Da aspirante permacultore più che aspettative nutrivo dei timori. Il filmato mi aveva impressionato. Andando in Austria volevo mettermi di fronte allo stato dell’arte della permacultura nei climi temperati freddi e stimare il cammino che ancora mi attende. Temevo che il passo in termini di conoscenze, investimenti, tempo e filosofia fosse troppo grande. Con sorpresa mi sono trovato invece di fronte ad una permacultura possibile, avvicinabile, comprensibile anche da me che faccio il contadino solo da pochi anni. I principi enunciati durante la visita risuonavano dentro di me con familiarità, nelle parole di Josef Holzer ho ritrovato i pezzi del puzzle che sto mettendo assieme: lui ha completato l’opera ma disporre dei pezzi è già un’ottima cosa.krameterhof5

Per chi ha letto i libri di Sepp Holzer e conosciuto attraverso di essi il Krameterhof, questo è indubbiamente un luogo di grande fascino.
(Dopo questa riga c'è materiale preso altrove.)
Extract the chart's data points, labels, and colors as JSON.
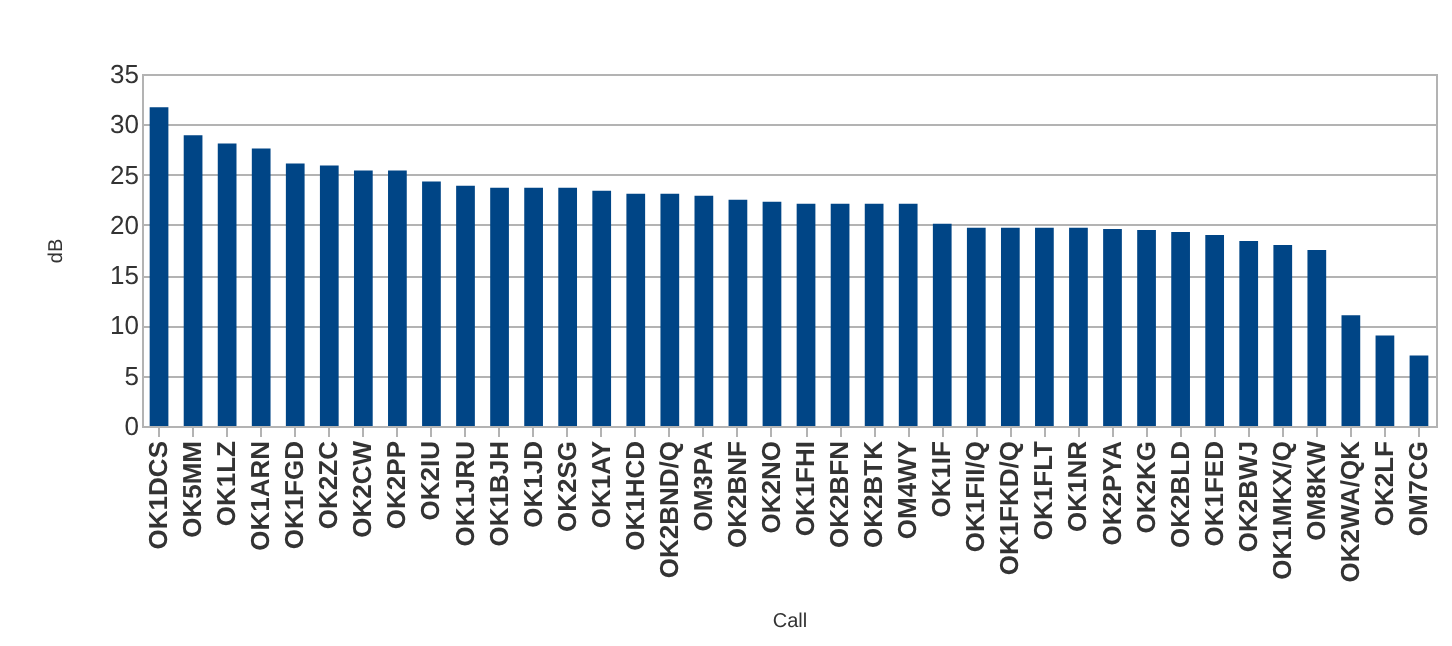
{
  "chart_data": {
    "type": "bar",
    "xlabel": "Call",
    "ylabel": "dB",
    "categories": [
      "OK1DCS",
      "OK5MM",
      "OK1LZ",
      "OK1ARN",
      "OK1FGD",
      "OK2ZC",
      "OK2CW",
      "OK2PP",
      "OK2IU",
      "OK1JRU",
      "OK1BJH",
      "OK1JD",
      "OK2SG",
      "OK1AY",
      "OK1HCD",
      "OK2BND/Q",
      "OM3PA",
      "OK2BNF",
      "OK2NO",
      "OK1FHI",
      "OK2BFN",
      "OK2BTK",
      "OM4WY",
      "OK1IF",
      "OK1FII/Q",
      "OK1FKD/Q",
      "OK1FLT",
      "OK1NR",
      "OK2PYA",
      "OK2KG",
      "OK2BLD",
      "OK1FED",
      "OK2BWJ",
      "OK1MKX/Q",
      "OM8KW",
      "OK2WA/QK",
      "OK2LF",
      "OM7CG"
    ],
    "values": [
      31.7,
      28.9,
      28.1,
      27.6,
      26.1,
      25.9,
      25.4,
      25.4,
      24.3,
      23.9,
      23.7,
      23.7,
      23.7,
      23.4,
      23.1,
      23.1,
      22.9,
      22.5,
      22.3,
      22.1,
      22.1,
      22.1,
      22.1,
      20.1,
      19.7,
      19.7,
      19.7,
      19.7,
      19.6,
      19.5,
      19.3,
      19.0,
      18.4,
      18.0,
      17.5,
      11.0,
      9.0,
      7.0
    ],
    "color": "#004586",
    "ylim": [
      0,
      35
    ],
    "yticks": [
      0,
      5,
      10,
      15,
      20,
      25,
      30,
      35
    ],
    "grid": "y"
  }
}
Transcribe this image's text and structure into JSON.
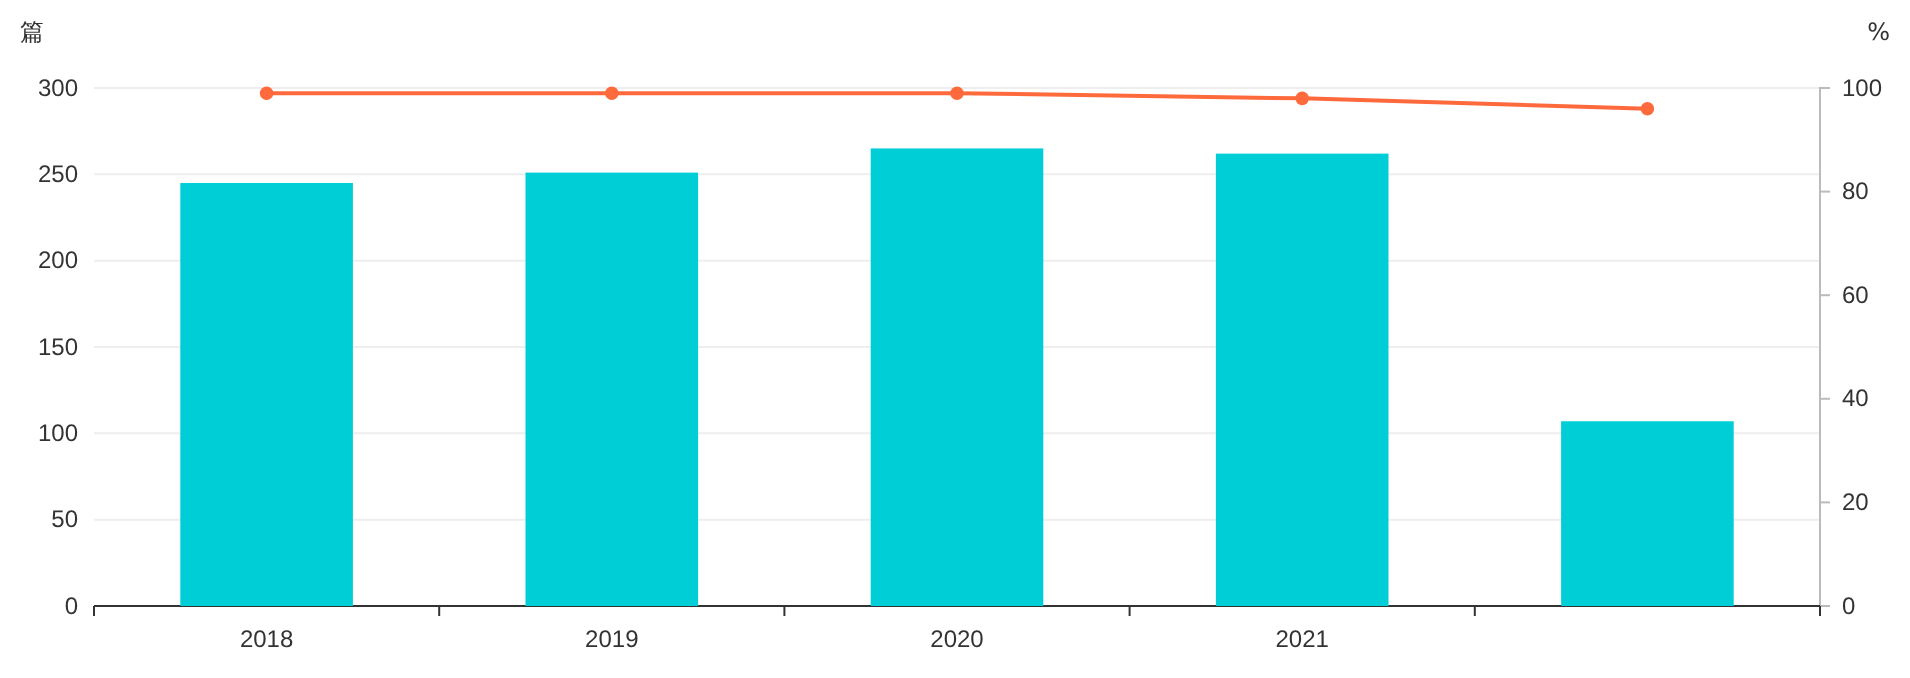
{
  "chart_data": {
    "type": "bar",
    "ylabel": "篇",
    "y2label": "%",
    "categories": [
      "2018",
      "2019",
      "2020",
      "2021",
      null
    ],
    "series": [
      {
        "color": "#00ced6",
        "values": [
          245,
          251,
          265,
          262,
          107
        ]
      },
      {
        "type": "line",
        "axis": "y2",
        "color": "#ff6a3d",
        "values": [
          99,
          99,
          99,
          98,
          96
        ]
      }
    ],
    "ylim": [
      0,
      300
    ],
    "yticks": [
      0,
      50,
      100,
      150,
      200,
      250,
      300
    ],
    "y2lim": [
      0,
      100
    ],
    "y2ticks": [
      0,
      20,
      40,
      60,
      80,
      100
    ],
    "grid": "y",
    "marker": "circle",
    "line_style": "solid"
  }
}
Una sorta di giardino dell’eden in cui sono stati tradotti in pratica con successo i principi della permacultura ancora prima che venissero teorizzati. Dopo la fascinazione iniziale però la reazione di molte persone si trasforma in una presa di distanze con frasi del tipo: “eh va be’ ma lui sta in montagna!”, “ma qui c’è un clima diverso!” , forse per la delusione di non aver trovato una ricetta pronta da copiare tale e quale a casa propria.
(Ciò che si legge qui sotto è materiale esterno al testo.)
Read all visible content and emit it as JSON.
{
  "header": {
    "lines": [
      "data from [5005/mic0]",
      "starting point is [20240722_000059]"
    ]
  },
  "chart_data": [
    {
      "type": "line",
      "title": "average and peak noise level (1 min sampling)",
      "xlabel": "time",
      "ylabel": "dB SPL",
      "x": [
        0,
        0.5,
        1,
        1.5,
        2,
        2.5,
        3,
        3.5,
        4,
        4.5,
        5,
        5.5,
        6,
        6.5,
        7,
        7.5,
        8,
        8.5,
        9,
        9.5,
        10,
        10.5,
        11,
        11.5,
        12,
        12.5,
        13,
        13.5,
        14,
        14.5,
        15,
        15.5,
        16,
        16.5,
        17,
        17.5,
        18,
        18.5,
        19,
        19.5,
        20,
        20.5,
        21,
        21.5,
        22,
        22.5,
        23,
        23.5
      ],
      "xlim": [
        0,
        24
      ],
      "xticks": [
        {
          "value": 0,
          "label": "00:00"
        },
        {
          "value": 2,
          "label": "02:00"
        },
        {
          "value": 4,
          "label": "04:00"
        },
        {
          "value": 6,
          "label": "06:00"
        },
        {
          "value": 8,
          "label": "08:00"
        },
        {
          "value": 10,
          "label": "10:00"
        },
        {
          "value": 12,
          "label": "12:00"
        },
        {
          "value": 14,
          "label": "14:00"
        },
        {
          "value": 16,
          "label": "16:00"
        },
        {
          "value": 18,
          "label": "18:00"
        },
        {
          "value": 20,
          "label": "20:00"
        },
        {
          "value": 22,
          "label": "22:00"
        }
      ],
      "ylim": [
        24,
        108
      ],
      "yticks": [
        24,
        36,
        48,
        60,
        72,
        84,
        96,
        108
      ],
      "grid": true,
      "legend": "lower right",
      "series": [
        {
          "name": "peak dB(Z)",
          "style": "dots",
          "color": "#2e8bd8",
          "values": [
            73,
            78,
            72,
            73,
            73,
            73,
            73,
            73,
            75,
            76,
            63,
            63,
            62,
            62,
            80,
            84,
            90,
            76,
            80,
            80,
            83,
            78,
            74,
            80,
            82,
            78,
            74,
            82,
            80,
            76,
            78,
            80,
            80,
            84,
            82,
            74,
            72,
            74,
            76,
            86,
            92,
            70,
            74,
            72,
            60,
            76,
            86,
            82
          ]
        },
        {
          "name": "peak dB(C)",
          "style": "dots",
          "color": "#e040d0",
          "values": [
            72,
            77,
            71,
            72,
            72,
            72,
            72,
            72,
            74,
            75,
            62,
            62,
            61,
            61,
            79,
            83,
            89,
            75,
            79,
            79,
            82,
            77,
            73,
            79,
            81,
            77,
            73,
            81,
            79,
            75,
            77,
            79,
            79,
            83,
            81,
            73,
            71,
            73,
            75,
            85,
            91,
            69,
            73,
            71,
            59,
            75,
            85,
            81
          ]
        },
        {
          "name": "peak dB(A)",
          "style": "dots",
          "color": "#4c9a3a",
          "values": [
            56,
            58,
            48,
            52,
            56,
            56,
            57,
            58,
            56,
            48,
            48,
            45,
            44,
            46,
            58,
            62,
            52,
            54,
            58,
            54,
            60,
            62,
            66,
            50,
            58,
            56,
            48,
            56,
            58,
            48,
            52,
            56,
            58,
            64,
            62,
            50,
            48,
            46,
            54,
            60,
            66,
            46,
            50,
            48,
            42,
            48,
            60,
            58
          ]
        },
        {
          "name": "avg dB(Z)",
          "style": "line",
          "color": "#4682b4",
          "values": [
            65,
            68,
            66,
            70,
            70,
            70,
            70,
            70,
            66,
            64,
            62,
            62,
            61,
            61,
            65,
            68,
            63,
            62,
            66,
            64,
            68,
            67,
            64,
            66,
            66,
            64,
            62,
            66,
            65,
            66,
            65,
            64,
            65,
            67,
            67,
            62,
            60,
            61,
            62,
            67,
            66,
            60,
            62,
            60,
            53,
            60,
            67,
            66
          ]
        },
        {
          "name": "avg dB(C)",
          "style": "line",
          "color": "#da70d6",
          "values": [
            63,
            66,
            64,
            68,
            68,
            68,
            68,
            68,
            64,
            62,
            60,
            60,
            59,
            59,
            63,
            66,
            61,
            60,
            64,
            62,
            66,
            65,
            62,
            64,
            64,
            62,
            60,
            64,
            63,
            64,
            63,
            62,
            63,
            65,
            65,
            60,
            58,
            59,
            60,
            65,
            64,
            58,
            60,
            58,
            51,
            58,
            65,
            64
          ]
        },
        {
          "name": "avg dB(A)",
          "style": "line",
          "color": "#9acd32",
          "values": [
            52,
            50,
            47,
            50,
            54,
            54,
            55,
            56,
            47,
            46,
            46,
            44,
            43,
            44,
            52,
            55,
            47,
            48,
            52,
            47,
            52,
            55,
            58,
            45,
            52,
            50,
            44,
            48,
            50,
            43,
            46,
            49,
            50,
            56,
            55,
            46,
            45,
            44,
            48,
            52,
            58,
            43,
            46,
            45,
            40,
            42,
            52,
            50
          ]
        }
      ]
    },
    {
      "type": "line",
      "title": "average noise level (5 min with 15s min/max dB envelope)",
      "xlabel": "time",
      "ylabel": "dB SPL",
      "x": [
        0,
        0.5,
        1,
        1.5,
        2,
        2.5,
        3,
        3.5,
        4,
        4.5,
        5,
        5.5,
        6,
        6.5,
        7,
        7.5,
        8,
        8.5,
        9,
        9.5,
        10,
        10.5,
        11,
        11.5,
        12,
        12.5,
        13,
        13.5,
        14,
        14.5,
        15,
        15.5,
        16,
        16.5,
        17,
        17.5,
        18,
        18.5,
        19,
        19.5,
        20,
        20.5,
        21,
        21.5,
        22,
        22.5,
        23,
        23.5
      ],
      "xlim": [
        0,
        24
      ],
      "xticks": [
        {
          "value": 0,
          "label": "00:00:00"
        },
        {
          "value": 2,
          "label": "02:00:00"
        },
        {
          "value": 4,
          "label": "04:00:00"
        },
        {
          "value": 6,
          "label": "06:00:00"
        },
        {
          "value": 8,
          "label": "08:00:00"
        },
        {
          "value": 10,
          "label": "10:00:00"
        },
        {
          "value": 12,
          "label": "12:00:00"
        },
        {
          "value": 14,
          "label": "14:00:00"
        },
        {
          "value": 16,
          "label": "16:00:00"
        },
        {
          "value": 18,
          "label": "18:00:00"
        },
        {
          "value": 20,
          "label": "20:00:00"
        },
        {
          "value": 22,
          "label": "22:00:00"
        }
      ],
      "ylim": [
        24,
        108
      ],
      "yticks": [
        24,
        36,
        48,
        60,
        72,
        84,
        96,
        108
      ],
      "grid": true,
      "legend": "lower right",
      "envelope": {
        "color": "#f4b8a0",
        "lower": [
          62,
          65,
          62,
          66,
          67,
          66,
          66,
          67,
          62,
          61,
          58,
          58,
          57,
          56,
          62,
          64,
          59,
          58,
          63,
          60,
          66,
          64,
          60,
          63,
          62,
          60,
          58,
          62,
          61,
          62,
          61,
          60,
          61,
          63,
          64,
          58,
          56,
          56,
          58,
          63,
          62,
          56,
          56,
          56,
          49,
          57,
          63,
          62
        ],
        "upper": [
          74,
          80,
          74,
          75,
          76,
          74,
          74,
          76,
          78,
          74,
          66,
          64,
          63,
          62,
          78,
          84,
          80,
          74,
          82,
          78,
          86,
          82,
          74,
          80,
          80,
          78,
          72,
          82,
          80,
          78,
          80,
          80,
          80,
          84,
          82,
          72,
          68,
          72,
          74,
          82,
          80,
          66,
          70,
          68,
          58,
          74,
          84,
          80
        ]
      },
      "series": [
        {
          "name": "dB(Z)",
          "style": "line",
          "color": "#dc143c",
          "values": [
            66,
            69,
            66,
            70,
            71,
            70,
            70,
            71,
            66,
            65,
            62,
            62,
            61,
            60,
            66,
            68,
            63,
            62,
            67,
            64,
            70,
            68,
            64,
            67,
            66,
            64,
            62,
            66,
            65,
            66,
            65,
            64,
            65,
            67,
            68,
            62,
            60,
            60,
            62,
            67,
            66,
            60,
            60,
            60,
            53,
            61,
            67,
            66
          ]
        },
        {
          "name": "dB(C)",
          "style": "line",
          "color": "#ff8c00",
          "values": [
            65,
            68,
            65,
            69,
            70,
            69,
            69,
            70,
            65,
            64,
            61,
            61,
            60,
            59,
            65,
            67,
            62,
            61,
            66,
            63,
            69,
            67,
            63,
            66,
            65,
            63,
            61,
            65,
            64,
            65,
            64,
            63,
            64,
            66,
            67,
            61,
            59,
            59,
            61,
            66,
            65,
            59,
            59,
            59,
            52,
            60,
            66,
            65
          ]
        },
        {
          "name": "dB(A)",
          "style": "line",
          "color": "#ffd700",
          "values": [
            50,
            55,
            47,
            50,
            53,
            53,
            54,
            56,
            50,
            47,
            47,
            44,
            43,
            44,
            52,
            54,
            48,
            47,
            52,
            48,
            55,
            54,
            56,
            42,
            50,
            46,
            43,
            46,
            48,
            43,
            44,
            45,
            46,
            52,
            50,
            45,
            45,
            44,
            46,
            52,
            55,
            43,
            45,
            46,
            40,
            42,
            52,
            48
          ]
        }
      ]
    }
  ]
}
Pensi che la tua visita in Austria influenzerà l’evoluzione del Progetto Pecoranera? Se sì, in che modo?

Chi avanza questi dubbi evidentemente non ha alzato lo sguardo verso il versante opposto della valle. Di là una grande monocoltura di abeti, di qua stagni, orti, alberi da frutto, animali al pascolo. Io abito in montagna e so cosa significa lavorare in pendenza, aspettarsi gelate in maggio, vedere la neve in ottobre, disporre di terreni profondi solo dieci o venti centimetri. Il mio pensiero è stato diametralmente opposto: ha realizzato tutto ciò nonostante le condizioni sfavorevoli! In pianura ci sono terreni più profondi, l’erosione è limitata, l’insolazione è potente, la stagione è lunga: cosa avrebbe fatto Holzer in pianura Padana, in Maremma, nel viterbese o nel Cilento? Sono rientrato a casa con un unico pensiero, lavorare ancora più sodo su questa strada. Sto proponendo al mio comune un lavoro di recupero dei meli antichi per ripiantumare intere porzioni della nostra terra con gli alberi giusti. Vorrei impratichirmi con le coltivazioni di cereali su sodo e stabilire nuove interazioni tra i campi e le mie galline. Insomma: il lavoro non manca!josef_holzer

Durante la prima visita guidata che ho fatto al Krameterhof, Josef Holzer, mostrandoci alcune delle coltivazioni di frutta e ortaggi ha insistito su quanto per lui sia importante coltivare ciò che mangia. Per molti suoi colleghi non è così: spesso anche chi fa coltivazioni di eccellenza nel campo del biologico sostiene di non avere il tempo per curare un orto. Penso che anche per te questo sia un aspetto fondamentale e che si possa dire che l’aspirazione all’autosufficienza sia stata una delle pietre fondanti del progetto Pecoranera. Pensi che si possano coniugare questo desiderio di autosufficienza, generalmente associato a piccolissime produzioni ed a stili di vita improntati ad una sobrietà volontaria, con l’aspirazione ad un’agricoltura su scala più grande, in grado di produrre reddito, impiegare persone?

Oggi abbiamo molti agricoltori e pochi contadini. Se fossi finito per coltivare ettari e ettari di tre o quattro prodotti avrei preferito rimanere in ufficio. L’autoproduzione alimentare è il fondamento per una certa libertà di manovra. Fino a quando dipenderemo in toto dal denaro anche noi contadini non saremo liberi. Dobbiamo rompere queste catene e consociare l’agricoltura ad altre grandi tematiche: vegetarianesimo, mobilità sostenibile, energie alternative su piccola scala etc. Dirò di più, dobbiamo rompere gli schemi a tutti i livelli e iniziare a fare cose nuove con nuovi strumenti. Il biologico è spesso un’imitazione dell’agricoltura industriale con metodi organici. Forse perché facciamo ancora riferimento alla civiltà contadina senza guardare un passo indietro: cosa hanno da insegnarci i popoli nativi? Paradossalmente il Krameterhof è più vicino a rigenerare il giardino dell’Eden ante invenzione dell’agricoltura piuttosto che a fare agricoltura organica.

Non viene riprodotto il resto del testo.